Il n'est pas certain que cette idée soit née en Grèce puisque Bouddha, Lao-Tseu ou Tchouang Tseu (disciple de Confucius), qui vécurent en Inde ou en Chine à peu près à la même époque, eurent des pensées similaires:

"Mille victoires sur mille ennemis ne valent pas une seule victoire sur soi-même." (Bouddha)

"Connaître les autres, c'est sagesse. Se connaître soi-même, c'est sagesse supérieure." / "Plus on voyage loin, moins on se connaît." (Lao-Tseu)

"C'est en fermant les yeux sur vous-même, et en les ouvrant trop sur les autres, que vous vous attirez tous vos malheurs." (Tchouang Tseu) [cette pensée évoque la parabole de la paille et de la poutre, que nous exposerons plus loin].

D'autres grecs de cette époque, notamment Pythagore, ou plus tard Socrate ou Platon, en formulèrent diverses variantes:

"Connaître, c'est soit monter au ciel et voir, soit plonger en soi-même pour recevoir le ciel et se souvenir." (Pythagore)

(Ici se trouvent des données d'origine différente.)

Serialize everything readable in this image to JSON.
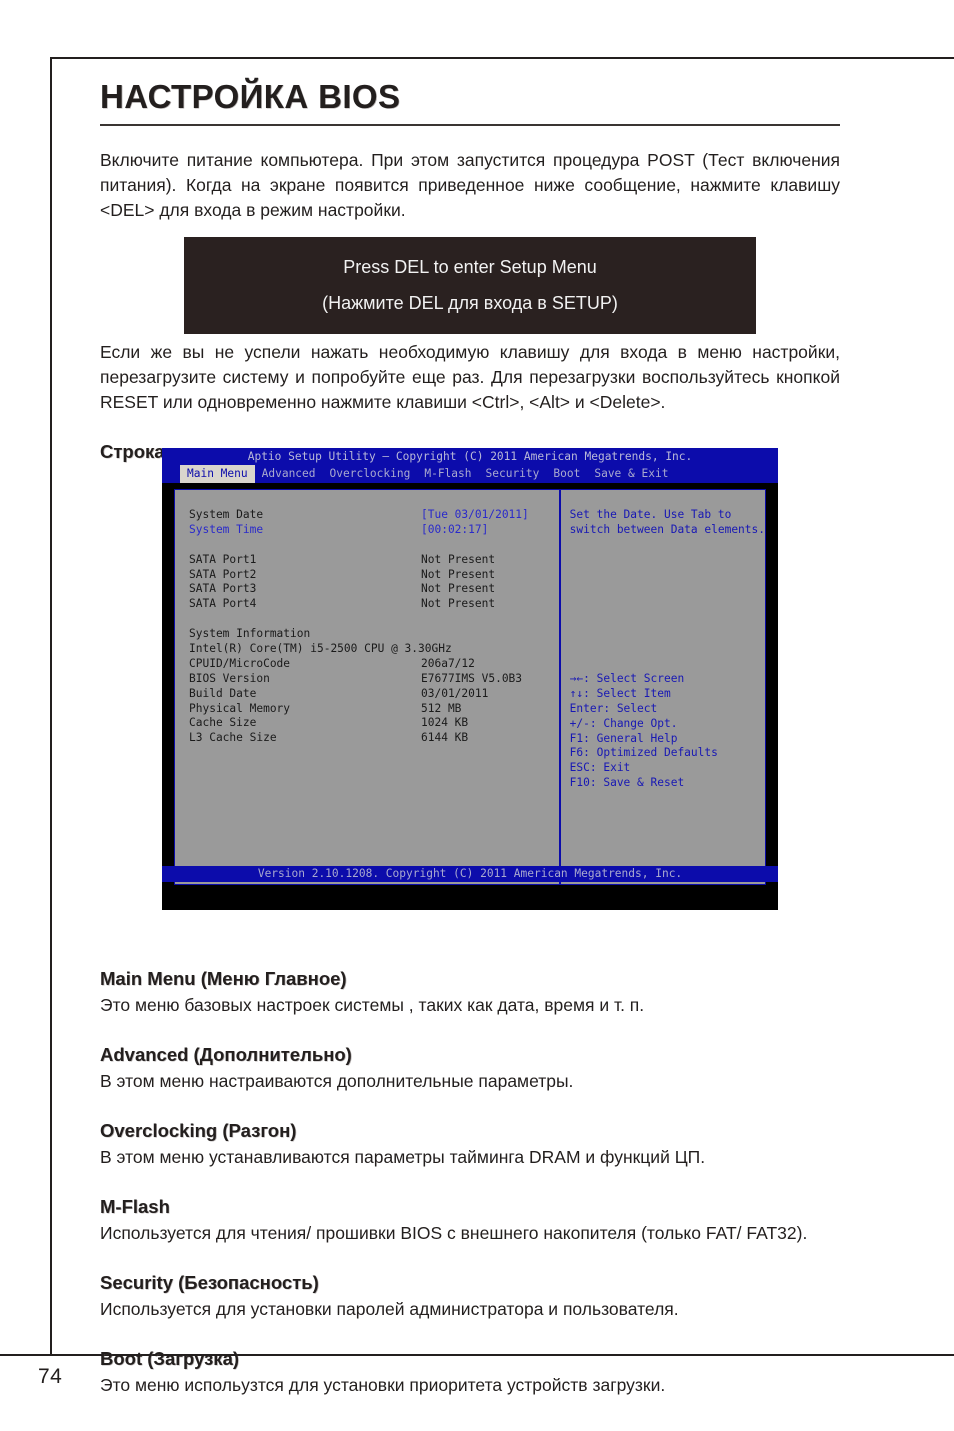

"Que celui qui veut changer le monde se change déjà lui-même." / "La vie que l'on ne soumet pas à l'examen ne vaut pas d'être vécue." / "Ce qu'on peut donner de meilleur aux autres, c'est de les révéler à eux-mêmes." (Socrate)

"La victoire sur soi est la plus grande des victoires." (Platon)

Des pensées comparables se retrouvent ensuite chez les romains, par exemple Sénèque (un stoïcien) ou Saint-Augustin (un chrétien):

"Si tu veux connaître ta valeur exacte, mets de côté argent, maison, honneurs. Regarde au-dedans de toi-même." (Sénèque)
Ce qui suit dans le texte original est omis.